Rab11 modulates the interaction between TrkB-FL and PSD-95. A, Myc-tagged Rab11 mutants or Rab11 siRNA were transfected with FLAG-TrkB-FL and GFP-PSD-95 in HEK293 cells. Anti-FLAG immunoprecipitates were analyzed by immunoblotting with PSD-95 antibody. B, FLAG-TrkB-FL, GFP-PSD-95, and Myc-Rab11WT constructs were cotransfected into HEK293 cells as indicated. Proteins were then incubated in the presence of nonhydrolyzable GTP or GDP and immunoprecipitated with FLAG antibody. Then samples were analyzed by immunoblotting with indicated antibodies. C, CO-IP of different Rab11 mutants with PSD-95 as indicated. Cell lysate was immunoprecipitated with anti-Myc antibody and analyzed by immunoblotting with anti-PSD-95 antibody. D, Hippocampal organotypic slices (P6 + 9 DIV, 400 μm) were stimulated with BDNF (50 ng/ml) for 1 h with or without glycine pretreatment and then slice lysate was immunoprecipitated with anti-TrkB antibody and analyzed by immunoblotting with anti-TrkB and PSD-95 antibodies.

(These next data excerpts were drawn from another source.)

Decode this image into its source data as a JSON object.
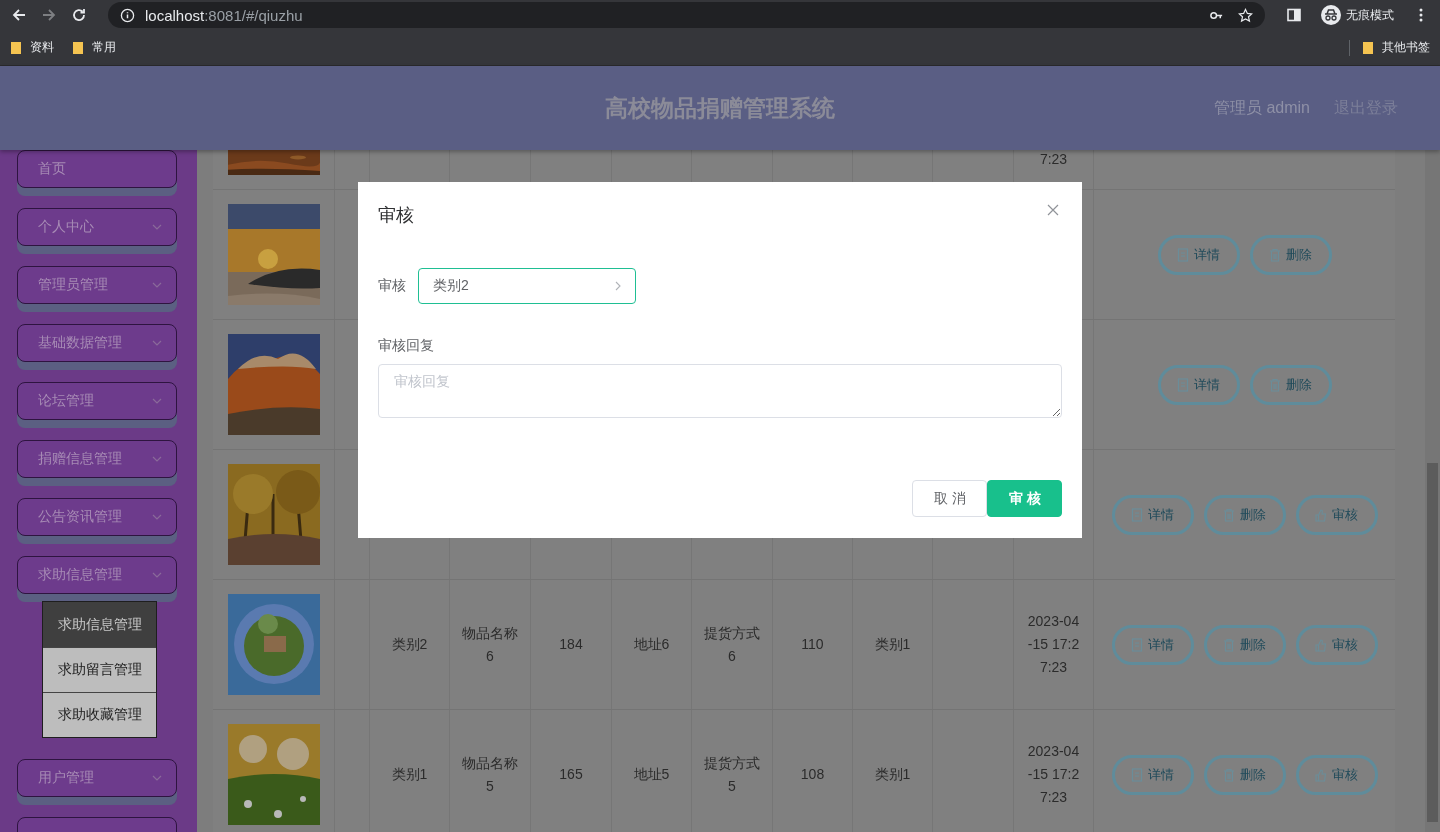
{
  "browser": {
    "url_host": "localhost",
    "url_path": ":8081/#/qiuzhu",
    "forward_disabled": true,
    "profile_label": "无痕模式",
    "bookmarks": [
      {
        "label": "资料"
      },
      {
        "label": "常用"
      }
    ],
    "other_bookmarks": "其他书签"
  },
  "header": {
    "title": "高校物品捐赠管理系统",
    "user": "管理员 admin",
    "logout": "退出登录"
  },
  "sidebar": {
    "items": [
      {
        "label": "首页",
        "has_submenu": false
      },
      {
        "label": "个人中心",
        "has_submenu": true
      },
      {
        "label": "管理员管理",
        "has_submenu": true
      },
      {
        "label": "基础数据管理",
        "has_submenu": true
      },
      {
        "label": "论坛管理",
        "has_submenu": true
      },
      {
        "label": "捐赠信息管理",
        "has_submenu": true
      },
      {
        "label": "公告资讯管理",
        "has_submenu": true
      },
      {
        "label": "求助信息管理",
        "has_submenu": true,
        "children": [
          {
            "label": "求助信息管理",
            "selected": true
          },
          {
            "label": "求助留言管理",
            "selected": false
          },
          {
            "label": "求助收藏管理",
            "selected": false
          }
        ]
      },
      {
        "label": "用户管理",
        "has_submenu": true
      }
    ]
  },
  "table": {
    "rows": [
      {
        "column_11": "7:23"
      },
      {
        "actions": [
          {
            "kind": "detail",
            "label": "详情"
          },
          {
            "kind": "delete",
            "label": "删除"
          }
        ]
      },
      {
        "actions": [
          {
            "kind": "detail",
            "label": "详情"
          },
          {
            "kind": "delete",
            "label": "删除"
          }
        ]
      },
      {
        "actions": [
          {
            "kind": "detail",
            "label": "详情"
          },
          {
            "kind": "delete",
            "label": "删除"
          },
          {
            "kind": "review",
            "label": "审核"
          }
        ]
      },
      {
        "column_3": "类别2",
        "column_4": "物品名称6",
        "column_5": "184",
        "column_6": "地址6",
        "column_7": "提货方式6",
        "column_8": "110",
        "column_9": "类别1",
        "column_11": "2023-04-15 17:27:23",
        "actions": [
          {
            "kind": "detail",
            "label": "详情"
          },
          {
            "kind": "delete",
            "label": "删除"
          },
          {
            "kind": "review",
            "label": "审核"
          }
        ]
      },
      {
        "column_3": "类别1",
        "column_4": "物品名称5",
        "column_5": "165",
        "column_6": "地址5",
        "column_7": "提货方式5",
        "column_8": "108",
        "column_9": "类别1",
        "column_11": "2023-04-15 17:27:23",
        "actions": [
          {
            "kind": "detail",
            "label": "详情"
          },
          {
            "kind": "delete",
            "label": "删除"
          },
          {
            "kind": "review",
            "label": "审核"
          }
        ]
      }
    ]
  },
  "dialog": {
    "title": "审核",
    "fields": [
      {
        "kind": "select",
        "label": "审核",
        "value": "类别2"
      },
      {
        "kind": "textarea",
        "label": "审核回复",
        "placeholder": "审核回复"
      }
    ],
    "buttons": [
      {
        "kind": "default",
        "label": "取消"
      },
      {
        "kind": "primary",
        "label": "审核"
      }
    ]
  }
}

Nonimmune IgG was used as a negative control. E, Cultured hippocampal neurons were treated with glycine for 3 min and then washed out. One hour later, the neurons were homogenized and cytosol (Cyto) and membrane (Memb) fractions were extracted. The lysate was analyzed by immunoblotting with anti-Rab11 and Rab4 antibodies. Tubulin and calnexin were used as markers of cytosol and membrane protein, respectively. F, Immobilized GST-Sec15c (lanes 2 and 3) or control GST (lane 1) was incubated with cultured neurons extract undergoing glycine pretreatment or not. The beads were subsequently washed and bound proteins were analyzed by immunoblotting using anti-Rab11 antibody. GST fusion proteins were detected by Coomassie blue staining (bottom). All experiments were repeated a minimum of three times and representative data are shown.

Figure 9.

Neuronal-activity-dependent TrkB-FL recycling is involved in BDNF-induced neuronal survival. Hippocampal neurons (7 DIV) were transfected with the indicated siRNA. Two days later, the neurons were starved of B27 for 2 d. Drugs (50 ng/ml BDNF and/or 10 μm bicuculline) were applied to the cells as soon as B27 was removed. A, Immunoblotting analysis of cleaved caspase-3, Rab11, and tubulin. B, Summary of densitometric analysis of cleaved caspase-3. The levels of cleaved caspase-3 were normalized to scramble-basal group. Data are presented as the mean ± SEM (n = 3, **p < 0.01, ***p < 0.001 relative to the basal control of each group, ^#p < 0.05, one-way ANOVA). N.S. indicates not significant. C, Apoptosis was determined by TUNEL staining (green dots) 48 h after B27 deprivation and neurons were doubly stained with DAPI (blue dots). D, The percentage of cell death was quantified by dividing the number of apoptotic nuclei to a population of 2000 counted cells per condition. Graphs represent means ± SEM (n = 3, **p < 0.01, ***p < 0.001 relative to the basal control of each group, ^#p < 0.05, one-way ANOVA). N.S. indicates not significant.